Par un mémoire en défense enregistré le 24 novembre 2025, le préfet des Pyrénées-Orientales conclut au rejet de la requête.
Il fait valoir qu’aucun des moyens invoqués n’est fondé.
Vu les autres pièces du dossier.
Vu :
- la convention européenne de sauvegarde des droits de l’homme et des libertés fondamentales ;
- le code de l’entrée et du séjour des étrangers et du droit d’asile ;
- la loi n° 91-647 du 10 juillet 1991 relative à l’aide juridique ;
- le code de justice administrative.
La présidente du tribunal a désigné Mme Gigault, première conseillère, pour statuer sur les demandes présentées au titre des articles L. 921-1, L. 921-2, L. 921-3, L. 921-4, L. 922-1 et L. 922-2 du code de l’entrée et du séjour des étrangers et du droit d’asile.
Les parties ont régulièrement été averties du jour de l’audience.
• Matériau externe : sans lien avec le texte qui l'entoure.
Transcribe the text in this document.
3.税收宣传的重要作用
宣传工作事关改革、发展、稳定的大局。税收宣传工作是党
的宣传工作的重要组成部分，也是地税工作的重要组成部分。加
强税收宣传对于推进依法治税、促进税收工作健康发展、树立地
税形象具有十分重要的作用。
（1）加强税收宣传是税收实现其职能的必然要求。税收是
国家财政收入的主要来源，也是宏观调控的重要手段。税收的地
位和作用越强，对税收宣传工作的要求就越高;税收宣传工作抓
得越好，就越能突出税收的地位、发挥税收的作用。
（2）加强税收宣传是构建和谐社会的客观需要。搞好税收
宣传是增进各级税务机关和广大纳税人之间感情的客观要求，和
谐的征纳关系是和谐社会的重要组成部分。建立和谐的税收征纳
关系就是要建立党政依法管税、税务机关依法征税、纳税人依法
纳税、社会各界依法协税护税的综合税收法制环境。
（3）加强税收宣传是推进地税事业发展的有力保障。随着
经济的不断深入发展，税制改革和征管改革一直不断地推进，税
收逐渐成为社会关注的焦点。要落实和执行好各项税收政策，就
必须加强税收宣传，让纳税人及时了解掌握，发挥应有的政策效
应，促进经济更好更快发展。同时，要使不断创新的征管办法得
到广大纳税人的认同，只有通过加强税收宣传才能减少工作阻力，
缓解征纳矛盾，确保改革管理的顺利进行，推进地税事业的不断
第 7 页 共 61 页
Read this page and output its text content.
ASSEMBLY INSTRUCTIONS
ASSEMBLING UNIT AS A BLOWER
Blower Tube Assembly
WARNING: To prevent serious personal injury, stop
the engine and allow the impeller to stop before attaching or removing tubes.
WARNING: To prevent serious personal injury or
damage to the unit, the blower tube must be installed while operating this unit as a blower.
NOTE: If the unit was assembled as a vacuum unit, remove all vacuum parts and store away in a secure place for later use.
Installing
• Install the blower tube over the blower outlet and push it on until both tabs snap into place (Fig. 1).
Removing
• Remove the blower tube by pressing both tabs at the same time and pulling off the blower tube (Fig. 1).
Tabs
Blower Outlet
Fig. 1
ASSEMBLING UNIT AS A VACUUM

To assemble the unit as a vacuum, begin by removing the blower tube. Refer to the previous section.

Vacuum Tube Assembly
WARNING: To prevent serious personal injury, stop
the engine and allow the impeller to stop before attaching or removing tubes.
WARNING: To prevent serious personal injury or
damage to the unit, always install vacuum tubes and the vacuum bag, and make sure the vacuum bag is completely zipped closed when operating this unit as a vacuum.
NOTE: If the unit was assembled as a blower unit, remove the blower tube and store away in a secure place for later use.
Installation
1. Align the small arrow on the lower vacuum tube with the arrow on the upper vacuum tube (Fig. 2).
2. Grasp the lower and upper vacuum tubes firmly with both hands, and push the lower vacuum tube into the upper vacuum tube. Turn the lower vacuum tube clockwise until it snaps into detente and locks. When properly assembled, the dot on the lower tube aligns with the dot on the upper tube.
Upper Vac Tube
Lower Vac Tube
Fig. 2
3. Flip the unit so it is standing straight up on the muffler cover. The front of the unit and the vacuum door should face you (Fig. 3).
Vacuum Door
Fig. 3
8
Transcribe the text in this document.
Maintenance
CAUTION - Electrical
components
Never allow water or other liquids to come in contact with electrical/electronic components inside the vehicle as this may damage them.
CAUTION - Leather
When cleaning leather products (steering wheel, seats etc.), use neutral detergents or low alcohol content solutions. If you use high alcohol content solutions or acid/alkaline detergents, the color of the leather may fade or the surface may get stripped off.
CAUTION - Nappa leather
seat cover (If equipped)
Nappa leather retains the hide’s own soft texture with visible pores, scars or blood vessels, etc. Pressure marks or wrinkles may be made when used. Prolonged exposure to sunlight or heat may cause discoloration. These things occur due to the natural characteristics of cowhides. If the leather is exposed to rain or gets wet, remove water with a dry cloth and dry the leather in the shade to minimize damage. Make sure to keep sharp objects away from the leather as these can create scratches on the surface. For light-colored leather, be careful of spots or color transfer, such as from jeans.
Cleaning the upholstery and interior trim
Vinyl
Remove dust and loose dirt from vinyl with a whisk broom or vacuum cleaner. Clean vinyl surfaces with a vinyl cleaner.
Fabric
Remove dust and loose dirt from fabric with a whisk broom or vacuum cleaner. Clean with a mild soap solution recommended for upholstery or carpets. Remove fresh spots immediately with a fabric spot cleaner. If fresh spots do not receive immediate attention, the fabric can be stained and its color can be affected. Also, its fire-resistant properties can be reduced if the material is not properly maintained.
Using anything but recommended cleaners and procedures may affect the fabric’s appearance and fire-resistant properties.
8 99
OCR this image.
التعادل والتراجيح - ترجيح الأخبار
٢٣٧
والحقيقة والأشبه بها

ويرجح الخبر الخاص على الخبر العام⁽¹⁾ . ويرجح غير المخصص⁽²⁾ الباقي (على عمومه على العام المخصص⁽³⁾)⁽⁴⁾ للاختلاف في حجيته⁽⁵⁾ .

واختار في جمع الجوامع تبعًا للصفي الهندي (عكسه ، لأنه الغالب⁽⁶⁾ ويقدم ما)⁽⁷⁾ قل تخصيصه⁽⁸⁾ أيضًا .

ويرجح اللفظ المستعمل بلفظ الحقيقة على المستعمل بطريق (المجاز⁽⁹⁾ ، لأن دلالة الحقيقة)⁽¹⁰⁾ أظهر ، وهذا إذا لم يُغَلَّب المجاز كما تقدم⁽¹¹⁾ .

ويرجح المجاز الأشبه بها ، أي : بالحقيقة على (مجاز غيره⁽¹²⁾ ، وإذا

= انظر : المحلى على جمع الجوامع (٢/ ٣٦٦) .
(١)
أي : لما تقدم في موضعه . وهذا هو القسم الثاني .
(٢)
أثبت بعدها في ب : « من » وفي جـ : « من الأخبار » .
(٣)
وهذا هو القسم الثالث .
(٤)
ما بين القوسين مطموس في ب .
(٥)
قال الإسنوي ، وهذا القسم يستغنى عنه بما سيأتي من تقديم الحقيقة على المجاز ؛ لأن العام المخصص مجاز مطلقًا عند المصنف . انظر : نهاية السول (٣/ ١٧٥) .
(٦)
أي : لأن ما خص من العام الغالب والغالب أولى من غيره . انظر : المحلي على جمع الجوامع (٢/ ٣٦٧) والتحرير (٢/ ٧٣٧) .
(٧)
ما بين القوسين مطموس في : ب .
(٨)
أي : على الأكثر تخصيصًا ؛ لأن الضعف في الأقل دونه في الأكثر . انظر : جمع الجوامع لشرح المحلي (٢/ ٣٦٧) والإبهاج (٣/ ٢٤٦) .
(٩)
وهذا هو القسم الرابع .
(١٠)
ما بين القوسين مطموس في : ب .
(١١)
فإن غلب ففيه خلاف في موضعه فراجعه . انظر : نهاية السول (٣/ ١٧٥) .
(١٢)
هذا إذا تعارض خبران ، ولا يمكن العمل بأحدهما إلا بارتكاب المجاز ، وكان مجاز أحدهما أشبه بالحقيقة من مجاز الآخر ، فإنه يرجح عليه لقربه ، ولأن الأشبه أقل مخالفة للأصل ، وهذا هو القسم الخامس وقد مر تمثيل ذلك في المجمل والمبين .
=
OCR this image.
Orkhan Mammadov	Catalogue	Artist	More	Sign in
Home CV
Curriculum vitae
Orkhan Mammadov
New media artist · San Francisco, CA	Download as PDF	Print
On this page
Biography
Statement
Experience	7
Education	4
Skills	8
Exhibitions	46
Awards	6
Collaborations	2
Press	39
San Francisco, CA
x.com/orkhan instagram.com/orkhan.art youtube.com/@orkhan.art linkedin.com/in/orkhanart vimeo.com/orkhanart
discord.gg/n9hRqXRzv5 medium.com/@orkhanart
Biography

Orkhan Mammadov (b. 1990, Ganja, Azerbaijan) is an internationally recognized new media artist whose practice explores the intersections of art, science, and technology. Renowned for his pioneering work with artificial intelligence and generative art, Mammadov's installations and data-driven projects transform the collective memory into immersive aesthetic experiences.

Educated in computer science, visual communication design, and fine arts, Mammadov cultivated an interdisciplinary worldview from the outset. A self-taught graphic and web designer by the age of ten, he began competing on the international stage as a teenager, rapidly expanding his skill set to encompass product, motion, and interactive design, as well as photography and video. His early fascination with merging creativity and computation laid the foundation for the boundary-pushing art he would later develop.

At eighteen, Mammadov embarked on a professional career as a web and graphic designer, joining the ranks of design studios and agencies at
Ont été entendus au cours de l’audience publique :
- le rapport de Mme Gigault,
- les observations de Me Broca, représentant M. A…, qui conclut aux mêmes fins et soulève un nouveau moyen tiré de l’erreur de fait à l’encontre de la mesure d’éloignement, dès lors que M. A… est entré régulièrement sur le territoire français, moins de trois mois avant la date de l’arrêté, muni d’un passeport biométrique,
- les observations de M. A…, assisté de Mme B…, interprète en langue albanaise, qui répond aux questions de la magistrate désignée,
- le préfet des Pyrénées-Orientales n’étant ni présent, ni représenté.
La clôture de l’instruction a été prononcée à l’issue de l’audience.
Considérant ce qui suit :
M. A…, ressortissant albanais né le 4 juillet 1983 à Toplane (Albanie), déclare être entré en France pour la dernière fois le 29 octobre 2025. Par un jugement du 15 février 2022 du tribunal judiciaire de Perpignan, il a été condamné à une peine de trois mois d’emprisonnement et à une peine d’interdiction judiciaire du territoire français d’une durée de trois ans pour des faits de soustraction à l’exécution d’une obligation de quitter le territoire français. Par un arrêté du 19 novembre 2025, dont il demande l’annulation, le préfet des Pyrénées-Orientales l’a obligé à quitter le territoire français sans délai, a fixé le pays de renvoi et l’a interdit de retour sur le territoire français pour une durée de trois ans.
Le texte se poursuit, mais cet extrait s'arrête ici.